Limitations of the study include the low number of animals per group (three female rhesus macaques per group), the use of young female Rhesus macaques in an early stage of puberty, and the use of various treatments in parallel without pre-selection of the stage of the menstrual cycle. Implications of these limitations include the following. When the number of animals is low, it increases the likelihood of missing a true difference between groups due to insufficient power. This is inherent in the use of nonhuman primate models due to cost, however this study did show thinning after treatment. The use of young animals has the potential for anovulation due to an immature hypothalamic-pituitary-ovarian axis, however the goal of the study did not require ovulatory cycles (38). Finally, the menstrual stage was not synchronized, which led to variations in epithelial thickness between macaques at baseline.
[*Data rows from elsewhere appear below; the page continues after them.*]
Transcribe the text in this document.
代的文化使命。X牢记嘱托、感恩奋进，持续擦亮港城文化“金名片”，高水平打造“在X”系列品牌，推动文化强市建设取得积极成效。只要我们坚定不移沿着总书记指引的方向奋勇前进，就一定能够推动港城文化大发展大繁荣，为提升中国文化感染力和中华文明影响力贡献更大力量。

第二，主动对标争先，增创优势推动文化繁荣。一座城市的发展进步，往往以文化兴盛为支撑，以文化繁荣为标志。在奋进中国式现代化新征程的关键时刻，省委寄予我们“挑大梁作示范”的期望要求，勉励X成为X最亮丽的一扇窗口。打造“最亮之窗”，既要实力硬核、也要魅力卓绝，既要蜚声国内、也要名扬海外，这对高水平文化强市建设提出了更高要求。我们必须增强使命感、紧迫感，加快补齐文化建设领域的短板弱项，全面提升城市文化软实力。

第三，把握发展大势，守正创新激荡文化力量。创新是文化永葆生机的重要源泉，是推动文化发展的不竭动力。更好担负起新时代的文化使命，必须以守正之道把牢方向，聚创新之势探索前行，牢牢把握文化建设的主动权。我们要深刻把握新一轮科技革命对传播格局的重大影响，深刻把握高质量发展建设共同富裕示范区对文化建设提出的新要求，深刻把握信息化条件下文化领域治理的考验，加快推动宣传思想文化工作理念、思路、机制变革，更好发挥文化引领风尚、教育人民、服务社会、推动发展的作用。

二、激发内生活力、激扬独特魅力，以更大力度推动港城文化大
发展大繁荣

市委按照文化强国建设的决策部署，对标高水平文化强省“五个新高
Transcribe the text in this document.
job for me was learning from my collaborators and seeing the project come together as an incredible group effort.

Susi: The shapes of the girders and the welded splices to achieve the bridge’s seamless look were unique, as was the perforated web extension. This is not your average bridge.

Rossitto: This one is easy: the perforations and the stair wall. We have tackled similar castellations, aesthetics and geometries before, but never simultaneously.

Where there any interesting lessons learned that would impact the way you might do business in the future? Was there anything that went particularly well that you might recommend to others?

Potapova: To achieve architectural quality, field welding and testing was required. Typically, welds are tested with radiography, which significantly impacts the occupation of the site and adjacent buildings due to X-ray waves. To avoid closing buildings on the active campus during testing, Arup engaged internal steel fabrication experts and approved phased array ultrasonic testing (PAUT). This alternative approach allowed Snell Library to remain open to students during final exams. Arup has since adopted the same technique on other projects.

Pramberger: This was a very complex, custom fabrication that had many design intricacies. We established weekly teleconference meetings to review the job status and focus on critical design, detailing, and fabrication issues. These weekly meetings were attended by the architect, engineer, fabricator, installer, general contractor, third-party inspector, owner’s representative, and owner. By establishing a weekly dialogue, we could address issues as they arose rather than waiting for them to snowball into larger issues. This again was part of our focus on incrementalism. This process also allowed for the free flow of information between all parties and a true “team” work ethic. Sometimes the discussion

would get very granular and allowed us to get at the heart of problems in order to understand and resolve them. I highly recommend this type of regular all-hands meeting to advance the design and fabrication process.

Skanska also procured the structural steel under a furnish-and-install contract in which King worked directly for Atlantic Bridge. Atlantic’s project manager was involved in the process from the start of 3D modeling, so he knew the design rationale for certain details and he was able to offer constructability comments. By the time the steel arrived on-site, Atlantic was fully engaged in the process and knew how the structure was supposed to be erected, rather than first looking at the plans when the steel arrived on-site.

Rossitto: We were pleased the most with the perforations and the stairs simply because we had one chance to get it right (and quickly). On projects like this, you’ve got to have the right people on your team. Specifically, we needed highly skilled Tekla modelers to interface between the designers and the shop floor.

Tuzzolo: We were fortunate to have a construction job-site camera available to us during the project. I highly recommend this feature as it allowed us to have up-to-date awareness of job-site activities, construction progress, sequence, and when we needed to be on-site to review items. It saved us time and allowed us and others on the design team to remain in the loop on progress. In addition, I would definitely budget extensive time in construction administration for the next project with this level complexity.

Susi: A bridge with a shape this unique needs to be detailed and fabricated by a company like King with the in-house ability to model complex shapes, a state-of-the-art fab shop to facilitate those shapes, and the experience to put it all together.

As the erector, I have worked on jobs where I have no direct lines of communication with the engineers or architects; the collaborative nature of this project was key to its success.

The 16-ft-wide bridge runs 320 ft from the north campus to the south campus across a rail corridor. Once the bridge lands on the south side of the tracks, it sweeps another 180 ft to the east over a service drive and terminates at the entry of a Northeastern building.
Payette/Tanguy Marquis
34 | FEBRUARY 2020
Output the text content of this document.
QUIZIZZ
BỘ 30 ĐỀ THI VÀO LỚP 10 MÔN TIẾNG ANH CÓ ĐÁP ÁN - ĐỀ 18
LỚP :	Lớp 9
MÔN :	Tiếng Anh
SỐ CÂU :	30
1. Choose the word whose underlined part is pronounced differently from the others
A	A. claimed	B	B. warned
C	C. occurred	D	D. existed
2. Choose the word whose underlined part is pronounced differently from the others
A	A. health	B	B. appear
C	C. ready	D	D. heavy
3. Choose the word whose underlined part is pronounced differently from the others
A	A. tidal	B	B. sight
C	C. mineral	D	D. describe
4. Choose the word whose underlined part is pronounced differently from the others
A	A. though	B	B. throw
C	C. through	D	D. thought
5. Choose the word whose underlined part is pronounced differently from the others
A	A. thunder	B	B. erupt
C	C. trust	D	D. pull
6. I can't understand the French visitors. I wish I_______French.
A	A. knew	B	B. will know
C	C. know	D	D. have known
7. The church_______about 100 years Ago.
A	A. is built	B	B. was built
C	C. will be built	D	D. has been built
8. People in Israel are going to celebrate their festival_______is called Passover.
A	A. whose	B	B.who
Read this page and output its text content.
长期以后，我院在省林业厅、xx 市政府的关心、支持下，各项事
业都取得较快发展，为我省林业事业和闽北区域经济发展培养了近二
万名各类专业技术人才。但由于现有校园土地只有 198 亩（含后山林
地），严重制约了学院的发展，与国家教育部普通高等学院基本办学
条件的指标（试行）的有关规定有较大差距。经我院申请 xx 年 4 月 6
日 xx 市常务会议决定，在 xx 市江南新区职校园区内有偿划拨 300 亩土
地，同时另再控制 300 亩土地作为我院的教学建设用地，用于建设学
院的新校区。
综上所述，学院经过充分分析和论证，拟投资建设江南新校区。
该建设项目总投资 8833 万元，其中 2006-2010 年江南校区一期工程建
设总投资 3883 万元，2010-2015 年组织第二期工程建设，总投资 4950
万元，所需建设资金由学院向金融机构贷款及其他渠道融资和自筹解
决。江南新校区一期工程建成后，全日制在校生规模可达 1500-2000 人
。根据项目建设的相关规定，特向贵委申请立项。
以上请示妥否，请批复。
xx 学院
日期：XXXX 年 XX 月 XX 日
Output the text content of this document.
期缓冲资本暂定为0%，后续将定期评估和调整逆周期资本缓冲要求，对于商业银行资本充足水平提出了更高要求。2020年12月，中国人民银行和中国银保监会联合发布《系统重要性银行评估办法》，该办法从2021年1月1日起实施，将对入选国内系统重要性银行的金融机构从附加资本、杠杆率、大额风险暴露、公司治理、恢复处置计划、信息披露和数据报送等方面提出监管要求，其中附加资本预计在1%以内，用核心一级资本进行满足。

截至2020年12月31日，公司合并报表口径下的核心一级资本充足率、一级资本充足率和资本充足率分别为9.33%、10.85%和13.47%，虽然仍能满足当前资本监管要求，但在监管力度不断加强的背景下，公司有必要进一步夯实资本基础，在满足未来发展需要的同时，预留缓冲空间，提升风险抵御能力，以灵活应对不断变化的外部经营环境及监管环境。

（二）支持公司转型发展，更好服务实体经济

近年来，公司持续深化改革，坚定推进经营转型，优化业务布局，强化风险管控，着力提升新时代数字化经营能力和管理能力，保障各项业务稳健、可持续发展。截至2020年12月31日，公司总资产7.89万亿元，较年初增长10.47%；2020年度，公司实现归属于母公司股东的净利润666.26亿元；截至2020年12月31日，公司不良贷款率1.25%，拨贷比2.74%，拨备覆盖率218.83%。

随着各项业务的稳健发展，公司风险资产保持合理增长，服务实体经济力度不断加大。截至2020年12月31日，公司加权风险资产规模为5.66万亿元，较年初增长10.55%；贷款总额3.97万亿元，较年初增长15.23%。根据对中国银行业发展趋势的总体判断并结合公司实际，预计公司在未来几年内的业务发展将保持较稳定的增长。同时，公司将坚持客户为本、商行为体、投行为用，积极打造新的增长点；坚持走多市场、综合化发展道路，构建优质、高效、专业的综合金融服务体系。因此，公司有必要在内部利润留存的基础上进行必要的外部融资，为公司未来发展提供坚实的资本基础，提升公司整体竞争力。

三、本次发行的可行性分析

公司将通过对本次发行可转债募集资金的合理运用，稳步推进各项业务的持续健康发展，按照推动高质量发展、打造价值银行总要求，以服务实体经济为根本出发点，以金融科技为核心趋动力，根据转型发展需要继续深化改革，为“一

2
In summary, epithelial thickness and integrity is important to vaginal health and has implications in STI and HIV acquisition as well as intravaginal mucosal vaccine strategies. We utilized various methods to thin the epithelium, however the natural ET decrease during menses may provide an ideal opportunity to access the targeted vaginal mucosal basal layers. Future intravaginal mucosal vaccine studies should include menstrual cycle tracking and evaluation of the immune responses to vaccination during menses.

Data Availability Statement

The original contributions presented in the study are included in the article/supplementary material. Further inquiries can be directed to the corresponding author.

Ethics Statement

The animal study was reviewed and approved by The Institutional Animal Care and Use Committee of the Texas Biomedical Research Institute approved the animal protocol (IACUC 1387MM, 04/05/2013).

Author Contributions

MG and KV contributed to the conception, design, planning and execution of this study as well as data collection and analysis. PAF and ED performed the animal procedures. JW and JY participated in data and image collection and analysis. RW performed lab and data analysis. M-CG and KV analyzed and interpreted the data. M-CG and KV wrote the manuscript. MM contributed to the critical review of the manuscript. All authors contributed to the article and approved the submitted version.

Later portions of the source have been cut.